The new $__rate_interval
variable addresses both of the issues above. Let’s remove the Min step entry again and change $__interval
to $__rate_interval
:
Now all looks great again. The moving average effect described above even reveals some higher resolution structure not visible before. (Pro tip: If you want the smoother graph back as before, don’t despair. Just open the Query options and set a Min interval of 1m.)
So what’s the magic behind $__rate_interval
? It is simply guaranteed to be at least four times the scrape interval
, no matter what. But how does it know what the scrape interval
is? That’s actually a very good question, because Prometheus itself only knows the currently configured scrape interval and doesn’t store the scrape interval used for historical data anywhere. (Perhaps that will change in the future, but that’s a story for another day.) Grafana can only rely on the scrape interval as configured in its Prometheus data source. If you open the settings of a Prometheus data source, you’ll find the Scrape interval
field in the lower half:
It is recommended you use the same scrape interval throughout your organization. If you do that, it’s easy to just fill it in here. (The default value is 15s, by the way.) But what to do if you have the odd metric that has been scraped with a different scrape interval? In that case, use the Min step field to enter the special scrape interval, and everything will just work again. (Pro tip: Note that the Min interval setting in the Query options does not change the scrape interval used for the $__rate_interval
calculation. You can use it to get lower-resolution graphs without changing the assumed scrape interval.)
But that’s not all. $__rate_interval
solves yet another problem. If you look at a slowly moving counter, you can sometimes observe a weird effect. Let’s take prometheus_tsdb_head_truncations_total
as yet another metric Prometheus exposes about itself. Head truncations in Prometheus happen every two hours, as can be nicely seen by graphing the raw counter:
Since we are looking at a quite long time range, the old $__interval
should just work out of the box. Let’s try it:
This is surprising. We would have expected one peak in the rate every two hours.
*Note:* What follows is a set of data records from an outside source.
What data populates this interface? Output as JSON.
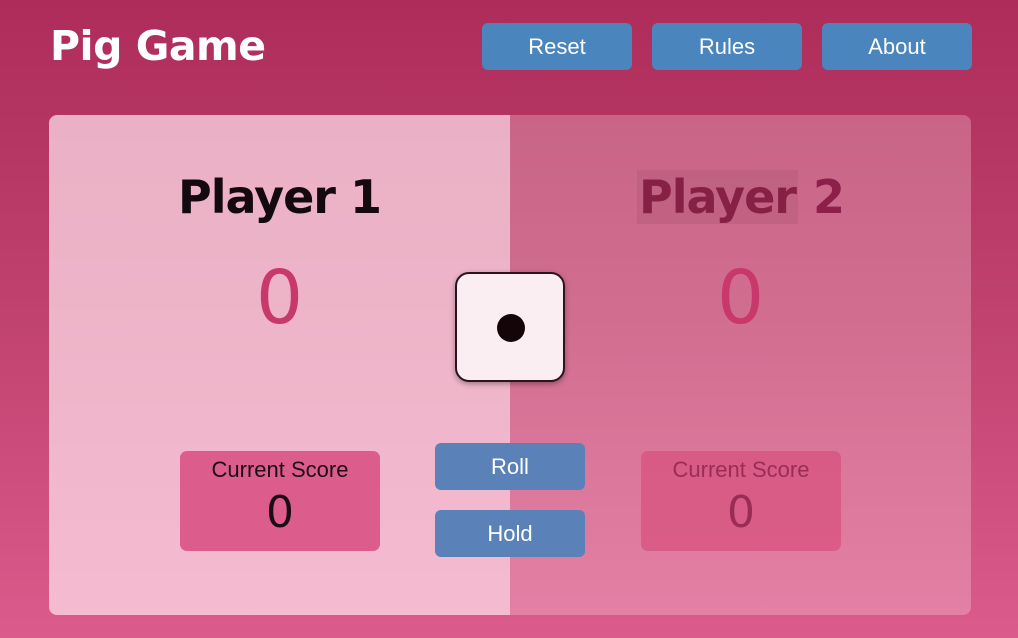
{
  "header": {
    "title": "Pig Game",
    "buttons": {
      "reset": "Reset",
      "rules": "Rules",
      "about": "About"
    }
  },
  "players": [
    {
      "name": "Player 1",
      "total_score": "0",
      "current_label": "Current Score",
      "current_score": "0",
      "active": true
    },
    {
      "name_part_1": "Player",
      "name_part_2": " 2",
      "total_score": "0",
      "current_label": "Current Score",
      "current_score": "0",
      "active": false
    }
  ],
  "dice": {
    "value": 1,
    "icon": "dice-one-icon"
  },
  "controls": {
    "roll": "Roll",
    "hold": "Hold"
  },
  "colors": {
    "accent_button": "#4b85bd",
    "score_text": "#c8386a",
    "background": "#c0426e"
  }
}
The reason for the missing peaks is subtle: A range selector in PromQL only looks at samples strictly within the specified range. With $__interval
, the ranges are perfectly aligned; i.e., the end of the range for one data point is the beginning of the range of the next data point. That means, however, that the increase between the last sample in one range and the first sample in the next range is never taken into account by any of the rate
calculations. With a bit of bad luck, just the one important counter increase you are interested in gets swallowed by this effect. At the end of my aforementioned talk, you can enjoy a more detailed explanation of the whole problem, for which, as promised in the talk, the new $__rate_interval
once more provides a solution:
Again, this magic turns out to be quite simple on closer inspection. $__rate_interval
extends the usual $__interval
by one scrape interval so that the ranges overlap just enough to ensure complete coverage of all counter increases. (Note for pros: This only works if the scrapes have happened at the intended points in time. The more jitter there is, the more likely you run into problems again. There is unfortunately no single best way to deal with delayed or missing scrapes. This topic is once more a story for another day…)
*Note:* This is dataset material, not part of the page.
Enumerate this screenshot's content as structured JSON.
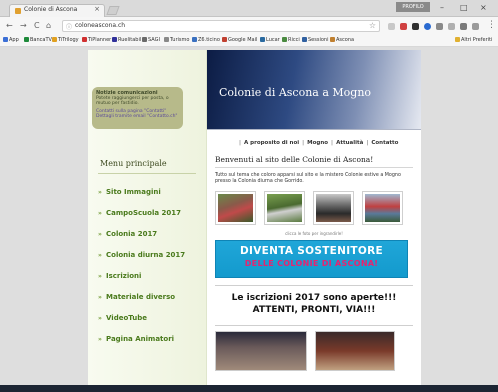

The wonderful Grafana documentation summarizes the whole content of this blog post very concisely: “The $__rate_interval
variable is […] defined as max( $__interval
+ Scrape interval, 4 * Scrape interval), where Scrape interval is the Min step setting […], if any is set, and otherwise the Scrape interval as set in the Prometheus data source (but ignoring any Min interval setting […]).”
The good thing about $__rate_interval
: Even if you haven’t fully understood every single aspect of it, in most cases it should “just work” for you. If you still run into weird problems, well, then you have hopefully bookmarked this blog post to return to it and deepen your understanding.